June 26, 2024

Rep. Maxine Waters stood at the podium in front of a federal judge to tell him of the nightmares that stemmed from a Texas man’s threats, including one to cut her throat.

Waters told U.S. District Court Judge Gary Klausner on Monday that her family members — several of whom were present in the Los Angeles courtroom — live “in fear every day” because of violent threats made by Brian Michael Gaherty, a Houston resident.

Gaherty, 61, pleaded guilty Jan. 29 to one count of threatening a United Sates official. In his plea agreement, he admitted to threatening to assault and murder Waters in phone calls he made in 2022, in which he used racial slurs and repeatedly referenced the congresswoman’s race.

“This growing effort to target people of color and women of color … has given me nightmares. I am in fear of my life,” said Waters (D-Los Angeles).

“I believe that we must all be accountable,” she added. “Nobody is above the law.”

Klausner agreed, sentencing Gaherty to nearly three years in prison and fining him $10,000. The judge found that Gaherty targeted Waters because of her race and applied a hate-crime enhancement to the sentence, according to the U.S. Attorney’s Office for the Central District of California.

Gaherty’s attorneys, who had asked the judge to sentence their client to time served, did not immediately respond to a request for comment. As U.S. marshals prepared to take Gaherty away, he told reporters he was “sorry this happened” and added, “I have no hatred in my heart.”

“Threats to harm or kill elected officials are anathema to our nation’s values and must not — and will not — be tolerated,” U.S. Atty. Martin Estrada said in a news release. “My office and the entire Department of Justice will continue to combat threats against public officials and other attempts to chill democracy.”

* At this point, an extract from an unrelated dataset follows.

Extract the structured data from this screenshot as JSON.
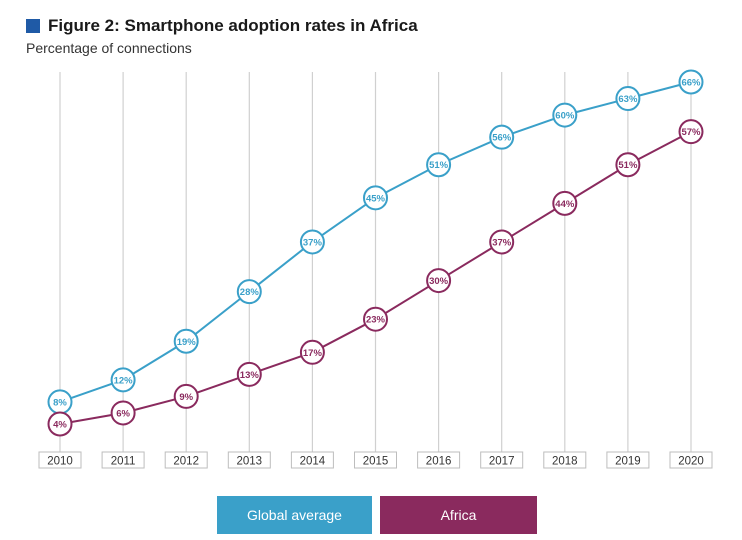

In his plea agreement, Gaherty admitted to making threats against Waters four separate times in 2022 — twice on Aug. 8, once on Nov. 8 and once on Nov. 10. On Aug. 8, around 11 p.m., Gaherty called Waters’ Hawthorne office and left an expletive-filled voicemail, accusing her of messing “with my people” and saying, “I’mma cut your throat,” according to the agreement.

In his voicemails, Gaherty talked about putting “a cap” between Waters’ eyes and threatened to “stomp” her. He also warned that she “better move” because he and his “boys in the area” had a “contract” on her life.

Gaherty was arrested in April 2023 after prosecutors filed a criminal complaint that outlined the threats to Waters and alleged Gaherty had threatened other elected officials and a news reporter in Houston. A grand jury later indicted Gaherty on federal charges.

In court, Gaherty’s attorney, Joseph Vinas, cited mental health issues and recounted a “litany of horrible incidents” that affected his client. Vinas said Gaherty was injured on the job and later laid off and was at some point the victim of a crime when he was shot in the back while in his driveway.

Vinas added that the threats “were not credible,” and that there was no evidence “that he ever came out here to Los Angeles or went out to Washington, D.C.”

“He never did anything to even attempt to follow up on these threats,” Vinas said.

Assistant U.S. Atty. Laura A. Alexander said Waters didn’t know that Gaherty was “sitting in Texas” when he made the threats and had no way of initially knowing whether the threats were credible. Alexander said Gaherty had also threatened a Latina congresswoman.

Waters told the judge that hearing that Gaherty wanted to “slit my throat” has unnerved her. She described herself as “haunted.”

When someone calls her name out from behind, she said, she doesn’t answer because she doesn’t know if that person is trying to identify her “so that they can kill me.”

“I came here today because I want to understand, I want to know why we have people with that much hatred and that much dislike of people of color,” Waters said.

When Gaherty spoke, he clasped his hands and turned to Waters, who sat on a bench in the front row, and said, “I’m sorry for what I did.” He said it’s “not about race” and told the court his godchildren are Black and added that he’s had five Latina girlfriends.

After the judge handed down his sentence, Waters hugged her family members and told Alexander she’d done “a good job.”

“I’m hopeful that this will be a deterrent to those who believe they can threaten an elected official, threaten to kill us and terrorize us,” Waters said outside of the courtroom. “I really think this goes a long way to holding him accountable.”